Alamak! Anjlok 1,19%, Tak Ada Happy Weekend Buat IHSG

Anthony Kevin, CNBC Indonesia
26 July 2019 16:45
Alamak! Anjlok 1,19%, Tak Ada Happy Weekend Buat IHSG
Foto: Ilustrasi Bursa Efek Indonesia (CNBC Indonesia/Andrean Kristianto)
Jakarta, CNBC Indonesia - Tak ada happy weekend bagi Indeks Harga Saham Gabungan (IHSG). Indeks saham acuan di Indonesia tersebut menutup perdagangan hari ini dengan koreksi yang begitu dalam yakni sebesar 1,19% ke level 6.325,24. Tak sekalipun IHSG merasakan manisnya zona hijau pada hari ini.

Saham-saham yang berkontribusi signifikan dalam mendorong koreksi IHSG di antaranya: PT Astra International Tbk/ASII (-3,08%), PT Bank Central Asia Tbk/BBCA (-0,88%), PT Telekomunikasi Indonesia Tbk/TLKM (-1,19%), PT Charoen Pokphand Indonesia Tbk/CPIN (-3,76%), dan PT Indocement Tunggal Prakarsa Tbk/INTP (-3,17%).

Kinerja IHSG pada hari ini senada dengan mayoritas bursa saham utama kawasan Asia yang ditransaksikan di zona merah: indeks Nikkei turun 0,45%, indeks Hang Seng melemah 0,69%, indeks Straits Times terkoreksi 0,73%, dan indeks Kospi berkurang 0,4%.

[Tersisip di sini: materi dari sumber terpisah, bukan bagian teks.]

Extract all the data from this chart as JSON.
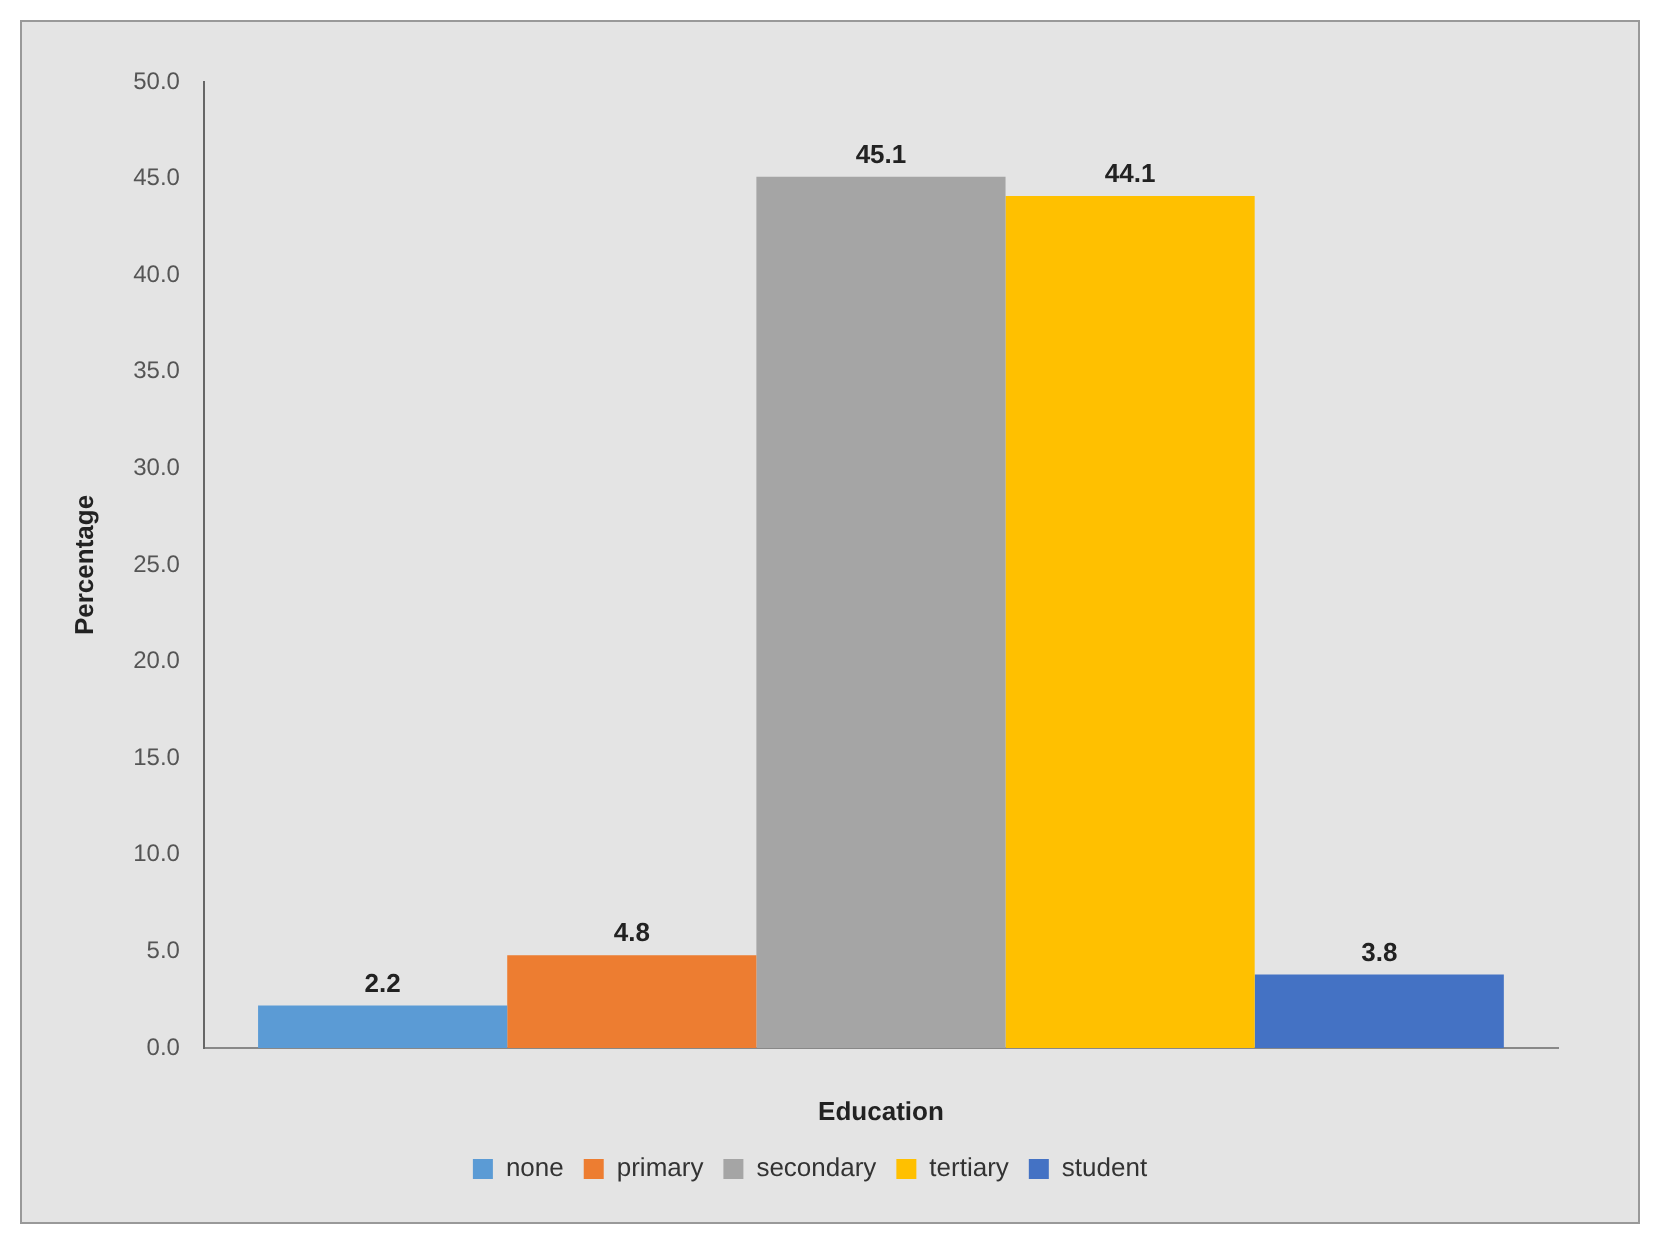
{
  "chart_data": {
    "type": "bar",
    "xlabel": "Education",
    "ylabel": "Percentage",
    "categories": [
      null
    ],
    "series": [
      {
        "name": "none",
        "color": "#5b9bd5",
        "values": [
          2.2
        ]
      },
      {
        "name": "primary",
        "color": "#ed7d31",
        "values": [
          4.8
        ]
      },
      {
        "name": "secondary",
        "color": "#a5a5a5",
        "values": [
          45.1
        ]
      },
      {
        "name": "tertiary",
        "color": "#ffc000",
        "values": [
          44.1
        ]
      },
      {
        "name": "student",
        "color": "#4472c4",
        "values": [
          3.8
        ]
      }
    ],
    "ylim": [
      0,
      50
    ],
    "yticks": [
      {
        "value": 0,
        "label": "0.0"
      },
      {
        "value": 5,
        "label": "5.0"
      },
      {
        "value": 10,
        "label": "10.0"
      },
      {
        "value": 15,
        "label": "15.0"
      },
      {
        "value": 20,
        "label": "20.0"
      },
      {
        "value": 25,
        "label": "25.0"
      },
      {
        "value": 30,
        "label": "30.0"
      },
      {
        "value": 35,
        "label": "35.0"
      },
      {
        "value": 40,
        "label": "40.0"
      },
      {
        "value": 45,
        "label": "45.0"
      },
      {
        "value": 50,
        "label": "50.0"
      }
    ],
    "grid": false,
    "legend": "bottom",
    "data_labels": true
  }
}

Kekhawatiran bahwa The Federal Reserve (The Fed) selaku bank sentral AS tak akan bertindak sangat dovish dalam pertemuannya bulan ini menjadi faktor yang memantik aksi jual di bursa saham Benua Kuning.

Kekhawatiran ini muncul pasca European Central Bank (ECB) mengumumkan hasil pertemuannya. Kemarin (25/7/2019), ECB mengumumkan bahwa main refinancing rate, lending facility rate, dan deposit facility rate dipertahankan masing-masing di level 0%, 0,25% dan -0,4%.

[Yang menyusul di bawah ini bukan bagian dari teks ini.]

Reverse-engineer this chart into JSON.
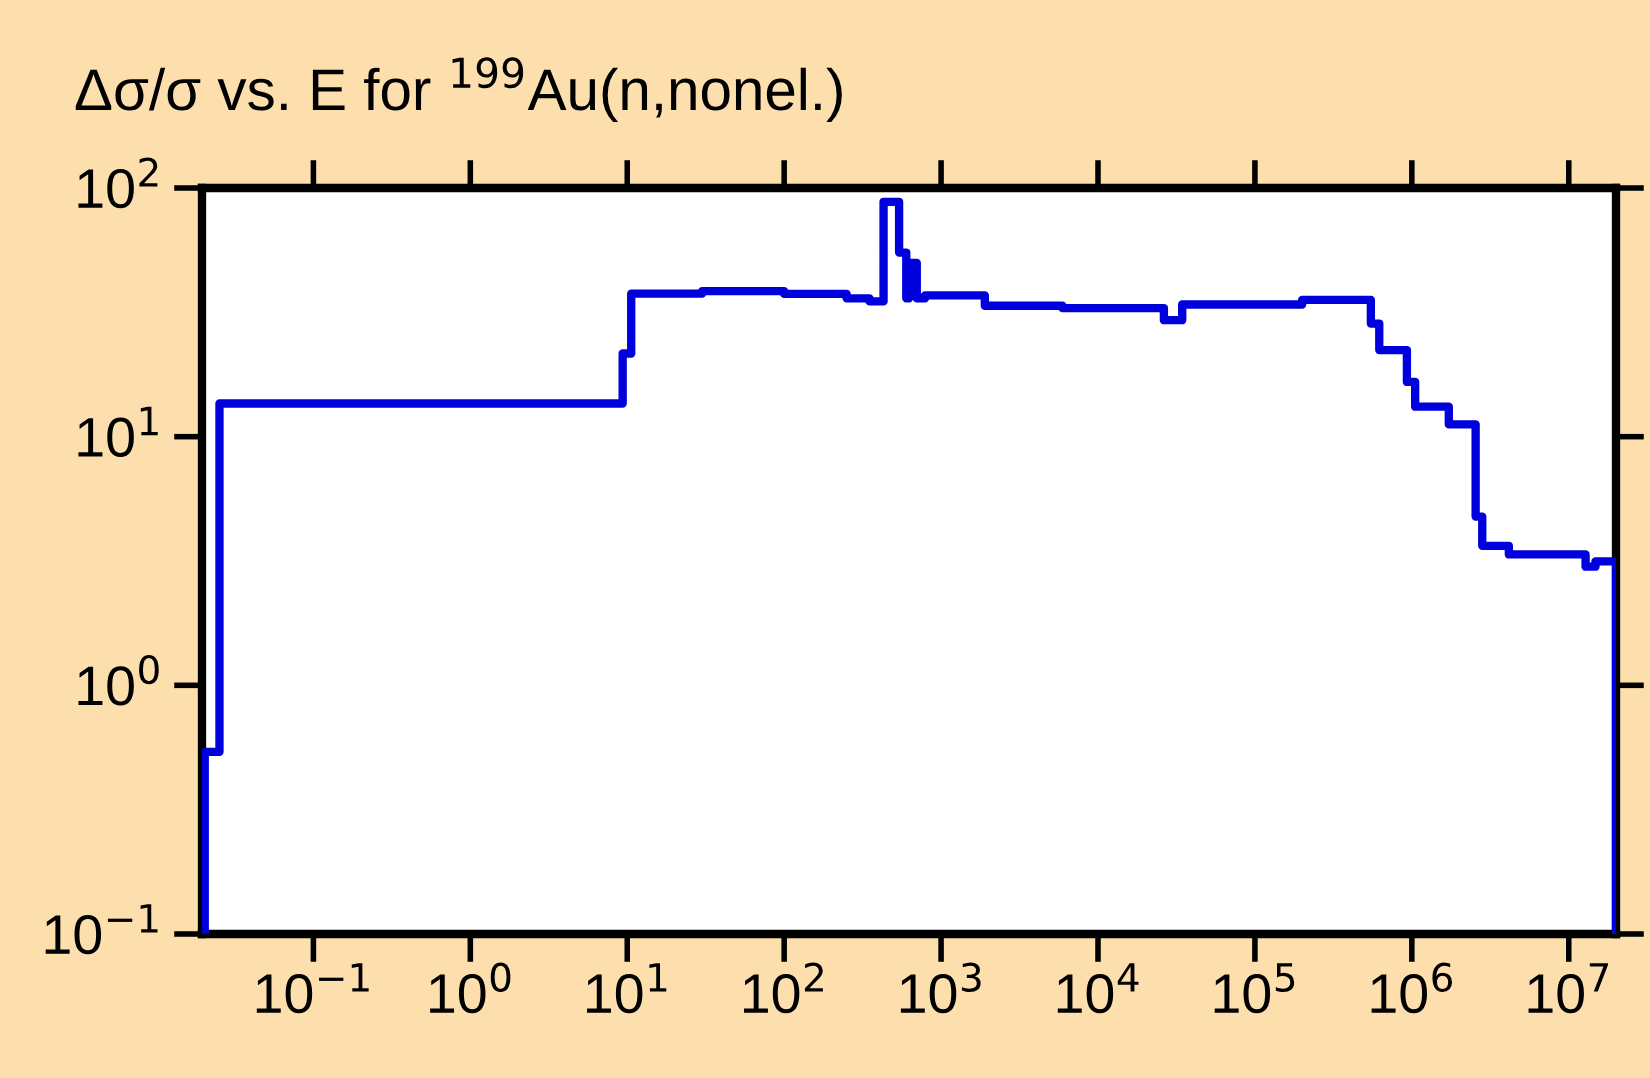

Dalam konferensi pers, Gubernur ECB Mario Draghi menyatakan bahwa kemungkinan perekonomian zona euro mengalami resesi sangat kecil. Draghi yang akan digantikan oleh Christine Lagarde (mantan Direktur Pelaksana IMF) pada 1 November nanti juga melihat bahwa dalam jangka menengah, inflasi diperkirakan akan meningkat akibat berlanjutnya ekspansi ekonomi serta pertumbuhan upah yang cukup bagus.

Pernyataan Draghi tersebut memberikan pesan yang kuat bahwa pelonggaran kebijakan moneter yang akan dieksekusi ECB di masa depan tidak akan terlalu agresif.

Kalau perekonomian zona euro yang sudah begitu tertekan saja tak bisa memaksa bank sentralnya untuk bersikap sangat dovish, dikhawatirkan perekonomian AS yang relatif lebih kuat akan membuat The Fed bersikap sangat konservatif dalam melakukan pelonggaran kebijakan moneter.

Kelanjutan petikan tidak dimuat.